Saturday, April 11, 2015

Apple Cake with Real Whipped Cream


This week was my husband's birthday and my plan was to make his yearly German Chocolate cake with Caramel Coconut icing. Time for a confession... I've never made that cake from scratch. I have always been afraid to risk it not being as good as the cake from a box with the icing from a tub. Seriously, who am I to compete with Betty Crocker? But this is the year I am making 52 cakes so I was all set to ditch the box and make the real thing.  But after eating chocolate, coconut Bunny Cake most of last week, he said he wanted an apple cake instead. The German Chocolate will have to wait until another week.... maybe the week of our anniversary. 

This cake is so simple it didn't seem to warrant birthday status, but with a sprinkling of powdered sugar and real whipped cream this cake was every bit as special as he is.

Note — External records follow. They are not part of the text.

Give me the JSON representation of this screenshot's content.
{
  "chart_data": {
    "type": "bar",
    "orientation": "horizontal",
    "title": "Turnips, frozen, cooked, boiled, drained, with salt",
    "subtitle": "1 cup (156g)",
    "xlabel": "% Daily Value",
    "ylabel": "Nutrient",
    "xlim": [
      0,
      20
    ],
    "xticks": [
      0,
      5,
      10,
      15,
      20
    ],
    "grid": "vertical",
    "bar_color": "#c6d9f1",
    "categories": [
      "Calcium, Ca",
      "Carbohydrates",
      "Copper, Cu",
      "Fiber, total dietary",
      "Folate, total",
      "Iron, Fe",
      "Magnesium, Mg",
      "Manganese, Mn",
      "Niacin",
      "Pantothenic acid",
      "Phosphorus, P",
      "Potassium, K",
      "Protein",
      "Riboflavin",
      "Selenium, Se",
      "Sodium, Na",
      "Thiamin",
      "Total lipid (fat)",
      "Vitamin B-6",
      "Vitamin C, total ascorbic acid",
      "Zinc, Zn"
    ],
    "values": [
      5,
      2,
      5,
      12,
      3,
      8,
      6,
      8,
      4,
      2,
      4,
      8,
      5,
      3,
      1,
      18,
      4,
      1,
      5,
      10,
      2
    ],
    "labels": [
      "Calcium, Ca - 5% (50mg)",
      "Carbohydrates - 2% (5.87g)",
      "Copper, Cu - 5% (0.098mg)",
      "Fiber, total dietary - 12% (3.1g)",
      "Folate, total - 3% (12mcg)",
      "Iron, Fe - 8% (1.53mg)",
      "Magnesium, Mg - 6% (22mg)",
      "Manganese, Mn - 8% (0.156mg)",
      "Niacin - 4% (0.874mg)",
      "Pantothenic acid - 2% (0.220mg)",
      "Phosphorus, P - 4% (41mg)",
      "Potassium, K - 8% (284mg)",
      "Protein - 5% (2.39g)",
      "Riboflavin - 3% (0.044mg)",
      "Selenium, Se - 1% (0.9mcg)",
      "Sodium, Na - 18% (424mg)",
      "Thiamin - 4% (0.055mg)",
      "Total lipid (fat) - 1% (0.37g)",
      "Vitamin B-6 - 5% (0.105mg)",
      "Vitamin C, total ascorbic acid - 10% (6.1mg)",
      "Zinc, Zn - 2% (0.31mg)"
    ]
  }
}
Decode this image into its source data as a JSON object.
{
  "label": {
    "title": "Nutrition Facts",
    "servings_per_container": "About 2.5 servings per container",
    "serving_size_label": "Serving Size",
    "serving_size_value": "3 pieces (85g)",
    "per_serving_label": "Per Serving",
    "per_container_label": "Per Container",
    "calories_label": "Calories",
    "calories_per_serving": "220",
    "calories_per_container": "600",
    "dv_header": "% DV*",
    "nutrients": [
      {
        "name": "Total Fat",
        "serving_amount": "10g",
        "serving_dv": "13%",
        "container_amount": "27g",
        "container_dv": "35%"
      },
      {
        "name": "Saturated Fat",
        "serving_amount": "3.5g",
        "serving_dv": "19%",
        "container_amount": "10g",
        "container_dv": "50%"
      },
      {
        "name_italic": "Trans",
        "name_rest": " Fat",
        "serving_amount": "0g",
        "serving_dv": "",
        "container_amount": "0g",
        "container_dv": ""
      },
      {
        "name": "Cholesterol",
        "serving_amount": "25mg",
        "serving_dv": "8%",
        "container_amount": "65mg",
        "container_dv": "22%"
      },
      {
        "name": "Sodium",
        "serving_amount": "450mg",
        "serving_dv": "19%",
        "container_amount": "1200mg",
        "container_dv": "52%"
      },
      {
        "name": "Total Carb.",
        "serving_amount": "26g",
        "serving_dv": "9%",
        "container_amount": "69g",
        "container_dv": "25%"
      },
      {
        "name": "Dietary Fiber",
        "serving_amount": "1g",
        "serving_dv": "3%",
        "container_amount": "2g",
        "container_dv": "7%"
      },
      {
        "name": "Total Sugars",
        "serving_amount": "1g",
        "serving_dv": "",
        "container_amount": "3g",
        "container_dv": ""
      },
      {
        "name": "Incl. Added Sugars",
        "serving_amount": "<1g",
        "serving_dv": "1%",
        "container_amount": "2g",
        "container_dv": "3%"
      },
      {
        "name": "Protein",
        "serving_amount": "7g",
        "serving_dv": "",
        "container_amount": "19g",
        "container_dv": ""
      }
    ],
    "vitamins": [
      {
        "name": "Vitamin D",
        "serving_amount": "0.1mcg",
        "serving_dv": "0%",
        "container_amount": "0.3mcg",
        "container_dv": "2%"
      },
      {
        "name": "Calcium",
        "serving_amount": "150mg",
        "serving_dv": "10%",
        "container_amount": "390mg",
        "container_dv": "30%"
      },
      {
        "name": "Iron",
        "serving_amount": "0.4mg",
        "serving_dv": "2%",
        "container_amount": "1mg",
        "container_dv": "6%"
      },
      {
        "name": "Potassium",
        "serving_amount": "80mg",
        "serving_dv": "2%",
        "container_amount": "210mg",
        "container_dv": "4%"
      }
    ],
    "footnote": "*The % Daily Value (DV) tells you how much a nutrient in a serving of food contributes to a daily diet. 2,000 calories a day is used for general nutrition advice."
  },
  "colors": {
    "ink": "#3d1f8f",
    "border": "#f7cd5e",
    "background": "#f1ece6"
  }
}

I just drew the numbers on a doily cut them out. Easiest cake ever to decorate!
 Apple Cake with Whipped Cream
      Skill Level:  Easy and quick
3 c.
Flour
2 c.
Sugar
1 c.
Oil
1 tsp.
Baking soda
1 tsp.
Salt
2 tsp.
Vanilla
3
Eggs
3 c.
Apples peeled and diced
1 c.
Walnuts chopped
½ c.
Raisins (soaked in hot water to soften then drained)
½ c.
Powdered Sugar for dusting the top

Preheat oven to 325 degrees. Grease and flour 2 square cake pans 8” each. I used 1 square cake pan and made the rest into 6 jumbo muffins because they are easier to share or freeze. Put the first 7 ingredients into a mixer bowl and mix on low until blended. Scrape the sides of bowl and beat on medium for 3 more minutes. By hand stir in the apples, nuts and raisins. The batter will be thick, more like muffin batter. Divide the batter into the prepared pans and bake 40 minutes for jumbo muffins, 60 minutes for the 8” square pan or until it is firm to the touch and a toothpick comes out clean. Put on wire racks to cool 10 minutes. If you are removing it from the pan do this while   it is still warm or it will stick. Dust top with powdered sugar. Serve with real whipped cream. This cake gets better each day and will keep several days in the refrigerator. Put the powdered sugar on the cake just before you serve it or it will dissolve and disappear. 

Whipped Cream:
1 c.
Heavy Whipping Cream
2 TBSP
Sugar
1 tsp.
Vanilla
Beaters and bowl in refrigerator for 1 hour to chill. Whip the cream on medium until soft peaks form. Add the sugar and vanilla and continue beating until stiff peaks. Chill or use right away.

This recipe is loaded with nuts and raisins but does not have cinnamon making it different from other apple cake recipes.